DANA TM4 ITALIA is moving from technology demonstration toward industrialization and cost reduction, making them most valuable to future consortia that need a Tier 1 supplier who can bridge prototype and production.

Collaboration profile

How they like to work

Role: specialist_contributorReach: European7 countries collaborated

DANA TM4 ITALIA has participated exclusively as a consortium partner, never as coordinator, across both projects — a pattern consistent with a large industrial supplier that joins consortia to contribute hardware and integration expertise rather than to manage research programs. Their portfolio of 9 unique partners across 7 countries in just 2 projects suggests they engage in broad, multi-stakeholder vehicle development consortia rather than tight bilateral partnerships. Working with them likely means accessing industrial component technology and production know-how, with the expectation that the consortium carries the administrative and research coordination burden.

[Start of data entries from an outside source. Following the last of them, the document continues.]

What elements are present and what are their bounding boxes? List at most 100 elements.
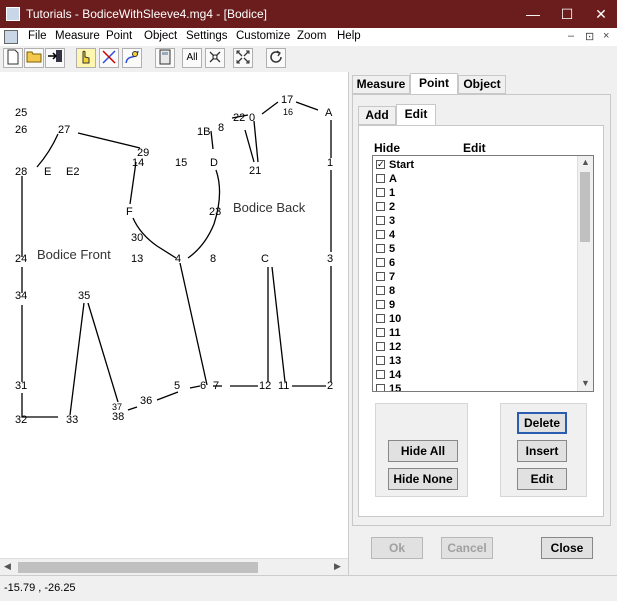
point-label[interactable]: 28 — [15, 166, 27, 178]
menu-help[interactable]: Help — [337, 30, 361, 42]
point-label[interactable]: 38 — [112, 411, 124, 423]
point-label[interactable]: 33 — [66, 414, 78, 426]
menu-point[interactable]: Point — [106, 30, 132, 42]
list-item[interactable]: 13 — [373, 354, 573, 368]
point-label[interactable]: 7 — [213, 380, 219, 392]
point-label[interactable]: 30 — [131, 232, 143, 244]
tab-measure[interactable]: Measure — [352, 75, 410, 94]
menu-object[interactable]: Object — [144, 30, 177, 42]
hide-checkbox[interactable]: ✓ — [376, 160, 385, 169]
point-label[interactable]: 22 — [233, 112, 245, 124]
zoom-fit-icon[interactable] — [205, 48, 225, 68]
point-label[interactable]: 15 — [175, 157, 187, 169]
menu-customize[interactable]: Customize — [236, 30, 290, 42]
point-label[interactable]: 3 — [327, 253, 333, 265]
mdi-close-button[interactable]: × — [603, 30, 609, 42]
tab-point[interactable]: Point — [410, 73, 458, 95]
list-item[interactable]: 15 — [373, 382, 573, 391]
hide-checkbox[interactable] — [376, 244, 385, 253]
hide-checkbox[interactable] — [376, 384, 385, 391]
hide-checkbox[interactable] — [376, 300, 385, 309]
point-label[interactable]: 8 — [218, 122, 224, 134]
list-item[interactable]: 8 — [373, 284, 573, 298]
list-item[interactable]: 12 — [373, 340, 573, 354]
list-item[interactable]: 5 — [373, 242, 573, 256]
point-label[interactable]: 26 — [15, 124, 27, 136]
point-label[interactable]: A — [325, 107, 332, 119]
hide-checkbox[interactable] — [376, 286, 385, 295]
scroll-left-icon[interactable]: ◀ — [4, 561, 11, 572]
list-item[interactable]: A — [373, 172, 573, 186]
new-icon[interactable] — [3, 48, 23, 68]
delete-button[interactable]: Delete — [517, 412, 567, 434]
list-item[interactable]: 14 — [373, 368, 573, 382]
list-item[interactable]: 3 — [373, 214, 573, 228]
list-item[interactable]: ✓ Start — [373, 158, 573, 172]
hide-checkbox[interactable] — [376, 188, 385, 197]
point-label[interactable]: E — [44, 166, 51, 178]
horizontal-scrollbar[interactable]: ◀ ▶ — [0, 558, 348, 576]
close-window-button[interactable]: ✕ — [584, 0, 617, 28]
point-label[interactable]: 2 — [327, 380, 333, 392]
hide-checkbox[interactable] — [376, 216, 385, 225]
point-label[interactable]: 12 — [259, 380, 271, 392]
point-label[interactable]: 27 — [58, 124, 70, 136]
hide-checkbox[interactable] — [376, 356, 385, 365]
pattern-canvas[interactable]: Bodice Front Bodice Back 25 26 27 28 E E… — [0, 72, 348, 558]
hide-checkbox[interactable] — [376, 314, 385, 323]
point-label[interactable]: D — [210, 157, 218, 169]
export-icon[interactable] — [45, 48, 65, 68]
line-tool-icon[interactable] — [99, 48, 119, 68]
point-label[interactable]: 0 — [249, 112, 255, 124]
tab-object[interactable]: Object — [458, 75, 506, 94]
insert-button[interactable]: Insert — [517, 440, 567, 462]
list-scrollbar[interactable]: ▲ ▼ — [577, 156, 593, 391]
hide-checkbox[interactable] — [376, 272, 385, 281]
point-label[interactable]: 36 — [140, 395, 152, 407]
point-label[interactable]: 31 — [15, 380, 27, 392]
minimize-button[interactable]: — — [516, 0, 550, 28]
menu-file[interactable]: File — [28, 30, 47, 42]
zoom-extent-icon[interactable] — [233, 48, 253, 68]
curve-tool-icon[interactable] — [122, 48, 142, 68]
document-icon[interactable] — [4, 30, 18, 44]
close-button[interactable]: Close — [541, 537, 593, 559]
list-item[interactable]: 4 — [373, 228, 573, 242]
mdi-minimize-button[interactable]: – — [568, 30, 574, 42]
point-label[interactable]: 11 — [278, 380, 289, 392]
hide-checkbox[interactable] — [376, 342, 385, 351]
show-all-button[interactable]: All — [182, 48, 202, 68]
scrollbar-thumb[interactable] — [18, 562, 258, 573]
cancel-button[interactable]: Cancel — [441, 537, 493, 559]
subtab-add[interactable]: Add — [358, 106, 396, 125]
open-icon[interactable] — [24, 48, 44, 68]
point-label[interactable]: 32 — [15, 414, 27, 426]
calculator-icon[interactable] — [155, 48, 175, 68]
point-label[interactable]: 34 — [15, 290, 27, 302]
point-label[interactable]: 16 — [283, 107, 293, 117]
title-bar[interactable]: Tutorials - BodiceWithSleeve4.mg4 - [Bod… — [0, 0, 617, 28]
hide-all-button[interactable]: Hide All — [388, 440, 458, 462]
point-label[interactable]: 4 — [175, 253, 181, 265]
hide-checkbox[interactable] — [376, 370, 385, 379]
point-label[interactable]: 24 — [15, 253, 27, 265]
scroll-up-icon[interactable]: ▲ — [581, 157, 590, 167]
point-label[interactable]: 8 — [210, 253, 216, 265]
point-label[interactable]: 6 — [200, 380, 206, 392]
hide-checkbox[interactable] — [376, 174, 385, 183]
scroll-right-icon[interactable]: ▶ — [334, 561, 341, 572]
list-scrollbar-thumb[interactable] — [580, 172, 590, 242]
menu-settings[interactable]: Settings — [186, 30, 228, 42]
point-label[interactable]: F — [126, 206, 133, 218]
maximize-button[interactable]: ☐ — [550, 0, 584, 28]
point-label[interactable]: 14 — [132, 157, 144, 169]
menu-zoom[interactable]: Zoom — [297, 30, 326, 42]
point-label[interactable]: 13 — [131, 253, 143, 265]
list-item[interactable]: 10 — [373, 312, 573, 326]
list-item[interactable]: 9 — [373, 298, 573, 312]
point-label[interactable]: 21 — [249, 165, 261, 177]
menu-measure[interactable]: Measure — [55, 30, 100, 42]
ok-button[interactable]: Ok — [371, 537, 423, 559]
hide-checkbox[interactable] — [376, 258, 385, 267]
hide-none-button[interactable]: Hide None — [388, 468, 458, 490]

DANA TM4 ITALIA has built connections with 9 distinct partners spanning 7 countries through only 2 projects, indicating exposure to diverse European vehicle and technology ecosystems. Their geographic spread — typical of Tier 1 automotive suppliers embedded in pan-European vehicle development programs — suggests a European-scale industrial network rather than a locally focused one.

Why partner with them

What sets them apart

Unlike the majority of H2020 transport participants, which are universities, research institutes, or SMEs, DANA TM4 ITALIA is a large industrial company with actual manufacturing capacity and a commercially shipping product line in electric drivetrains. This makes them a rare asset in consortia that need to demonstrate a credible path to market: they are not studying electric powertrains, they build and sell them. For a consortium coordinator, having DANA TM4 on board signals to evaluators that the project output has a concrete industrial adoption pathway.

Notable projects

Highlights from their portfolio

  • TELL
    The larger of the two projects at EUR 813,750, TELL directly targeted market uptake acceleration for medium/low-voltage electric powertrains — a mission tightly aligned with DANA TM4's commercial product line, making this as much a market development exercise as an R&D project.
  • Multi-Moby
    Multi-Moby pushed beyond single-use EVs into a multi-passenger and multi-commercial-use platform with explicit affordability and mass manufacturing goals, representing a broadening of DANA TM4's EU project scope toward scalable industrial solutions.
Cross-sector capabilities
manufacturing and industrial automationenergy storage and power electronicssmart mobility and logistics
Analysis note: Only 2 projects with limited keyword metadata — TELL carries no keywords at all. Profile reliability is bolstered by strong external knowledge of the Dana TM4 brand (a globally known Tier 1 EV drivetrain supplier), but claims about internal capabilities are inferred from project titles and the company's known product portfolio rather than rich CORDIS data. Treat expertise granularity with caution.